Estes são alguns fatos que devemos lembrar antes de
chamarmos Calvino de "assassino." A propósito, durante este mesmo
período trinta e nove hereges foram queimados em Paris, vítimas da
Inquisição católica, que estava sendo aplicada com rigor na
Espanha, Itália e outras partes de Europa. Apesar do fato de que muitos
que não eram ortodoxos buscaram (e encontraram) refúgio em
Genebra, fugindo das autoridades católicas, Serveto foi o único
herege a ser queimado naquela cidade durante a distinta carreira de Calvino.

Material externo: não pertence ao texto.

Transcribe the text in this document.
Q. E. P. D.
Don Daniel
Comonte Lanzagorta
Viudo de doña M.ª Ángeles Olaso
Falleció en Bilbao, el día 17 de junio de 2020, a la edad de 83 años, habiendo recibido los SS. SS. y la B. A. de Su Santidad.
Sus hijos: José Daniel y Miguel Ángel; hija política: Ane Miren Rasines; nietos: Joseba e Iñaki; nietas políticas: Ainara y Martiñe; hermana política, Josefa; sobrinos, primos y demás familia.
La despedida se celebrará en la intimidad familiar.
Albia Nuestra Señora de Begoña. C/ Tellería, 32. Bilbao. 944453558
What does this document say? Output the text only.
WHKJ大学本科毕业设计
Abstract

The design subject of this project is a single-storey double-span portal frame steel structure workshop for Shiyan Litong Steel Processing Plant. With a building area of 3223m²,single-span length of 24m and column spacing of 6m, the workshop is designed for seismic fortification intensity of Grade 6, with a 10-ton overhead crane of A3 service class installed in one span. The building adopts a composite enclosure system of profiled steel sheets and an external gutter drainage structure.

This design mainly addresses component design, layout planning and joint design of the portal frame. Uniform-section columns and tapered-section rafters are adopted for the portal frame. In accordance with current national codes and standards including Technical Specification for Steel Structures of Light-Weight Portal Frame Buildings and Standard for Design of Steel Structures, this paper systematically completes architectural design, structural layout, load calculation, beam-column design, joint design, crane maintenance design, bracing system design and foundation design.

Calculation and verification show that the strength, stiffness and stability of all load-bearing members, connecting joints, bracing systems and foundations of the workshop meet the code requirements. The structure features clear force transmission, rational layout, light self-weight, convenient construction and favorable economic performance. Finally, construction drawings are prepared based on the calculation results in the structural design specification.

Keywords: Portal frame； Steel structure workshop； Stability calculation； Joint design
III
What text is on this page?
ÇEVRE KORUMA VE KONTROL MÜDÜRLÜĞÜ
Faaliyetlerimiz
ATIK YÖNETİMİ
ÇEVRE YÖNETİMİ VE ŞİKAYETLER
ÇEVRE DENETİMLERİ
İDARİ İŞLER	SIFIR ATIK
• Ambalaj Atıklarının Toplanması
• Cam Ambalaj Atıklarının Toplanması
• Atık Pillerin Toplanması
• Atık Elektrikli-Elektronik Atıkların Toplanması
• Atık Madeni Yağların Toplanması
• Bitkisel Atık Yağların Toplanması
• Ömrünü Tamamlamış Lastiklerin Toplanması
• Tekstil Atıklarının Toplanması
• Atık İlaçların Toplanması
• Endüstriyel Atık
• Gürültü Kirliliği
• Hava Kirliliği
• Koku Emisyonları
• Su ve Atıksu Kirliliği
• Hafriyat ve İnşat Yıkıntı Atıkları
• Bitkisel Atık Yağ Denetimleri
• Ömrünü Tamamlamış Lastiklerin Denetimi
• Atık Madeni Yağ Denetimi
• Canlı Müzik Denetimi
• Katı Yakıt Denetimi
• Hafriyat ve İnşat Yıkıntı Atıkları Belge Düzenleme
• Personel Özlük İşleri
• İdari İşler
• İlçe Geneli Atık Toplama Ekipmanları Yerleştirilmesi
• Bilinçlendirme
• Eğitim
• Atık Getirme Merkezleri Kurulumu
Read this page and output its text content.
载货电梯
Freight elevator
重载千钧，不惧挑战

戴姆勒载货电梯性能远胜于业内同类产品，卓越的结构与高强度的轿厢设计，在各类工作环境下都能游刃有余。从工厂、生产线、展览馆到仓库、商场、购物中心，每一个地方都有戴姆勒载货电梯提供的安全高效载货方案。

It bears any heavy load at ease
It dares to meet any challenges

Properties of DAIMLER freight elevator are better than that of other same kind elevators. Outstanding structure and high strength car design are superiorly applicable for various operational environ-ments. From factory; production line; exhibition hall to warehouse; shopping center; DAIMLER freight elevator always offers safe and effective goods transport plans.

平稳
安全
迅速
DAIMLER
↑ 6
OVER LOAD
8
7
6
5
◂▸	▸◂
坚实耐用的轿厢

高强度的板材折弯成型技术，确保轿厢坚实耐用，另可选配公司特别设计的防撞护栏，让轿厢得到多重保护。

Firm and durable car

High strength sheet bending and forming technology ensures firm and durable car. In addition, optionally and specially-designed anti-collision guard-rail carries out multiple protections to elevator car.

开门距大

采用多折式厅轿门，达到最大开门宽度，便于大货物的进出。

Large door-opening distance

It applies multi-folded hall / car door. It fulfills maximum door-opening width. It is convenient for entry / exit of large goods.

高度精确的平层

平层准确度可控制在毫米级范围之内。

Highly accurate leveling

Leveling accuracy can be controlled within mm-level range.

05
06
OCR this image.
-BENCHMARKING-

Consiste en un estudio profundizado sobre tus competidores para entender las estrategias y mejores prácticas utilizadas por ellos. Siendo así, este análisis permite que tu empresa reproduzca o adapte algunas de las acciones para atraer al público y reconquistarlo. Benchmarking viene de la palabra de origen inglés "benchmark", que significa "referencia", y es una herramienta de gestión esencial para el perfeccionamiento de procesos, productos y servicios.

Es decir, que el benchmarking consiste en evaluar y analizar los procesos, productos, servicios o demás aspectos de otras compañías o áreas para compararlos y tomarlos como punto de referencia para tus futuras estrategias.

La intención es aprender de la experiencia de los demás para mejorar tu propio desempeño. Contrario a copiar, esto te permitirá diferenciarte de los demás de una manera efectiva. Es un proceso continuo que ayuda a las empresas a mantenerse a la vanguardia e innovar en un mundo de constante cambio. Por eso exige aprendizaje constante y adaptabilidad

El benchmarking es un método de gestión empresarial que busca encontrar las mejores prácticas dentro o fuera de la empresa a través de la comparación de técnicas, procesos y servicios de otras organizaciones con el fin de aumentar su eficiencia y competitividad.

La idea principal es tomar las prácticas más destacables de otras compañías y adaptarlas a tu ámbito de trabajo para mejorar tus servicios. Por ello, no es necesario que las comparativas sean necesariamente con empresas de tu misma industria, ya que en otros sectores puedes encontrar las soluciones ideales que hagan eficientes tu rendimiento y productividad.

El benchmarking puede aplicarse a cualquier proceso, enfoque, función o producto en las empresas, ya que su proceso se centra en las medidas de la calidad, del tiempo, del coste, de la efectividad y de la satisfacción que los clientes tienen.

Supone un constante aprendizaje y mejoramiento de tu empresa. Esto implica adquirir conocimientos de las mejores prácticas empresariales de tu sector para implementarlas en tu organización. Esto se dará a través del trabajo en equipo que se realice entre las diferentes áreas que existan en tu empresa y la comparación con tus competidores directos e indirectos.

Até mesmo os judeus foram convidados pelas cidades-estados
reformadas para se abrigarem nelas, fugindo da Inquisição. O
puritano Oliver Cromwell, líder do
Parlamento inglês por um período, mais tarde tornou a
Inglaterra um abrigo seguro para os dissidentes religiosos, e especialmente para
os judeus. O mesmo ocorreu nos Países Baixos (atual Holanda). E mesmo
hoje, Genebra e Estrasburgo, outrora reformadas, figuram no topo da lista como
cidades que se destacam em termos de direitos humanos e relações
internacionais.
O que muitos ignoram é que Calvino era um pastor atencioso, que
visitava pacientes terminais de doenças contagiosas no hospital que ele
mesmo havia estabelecido, embora fosse advertido dos perigos de contágio.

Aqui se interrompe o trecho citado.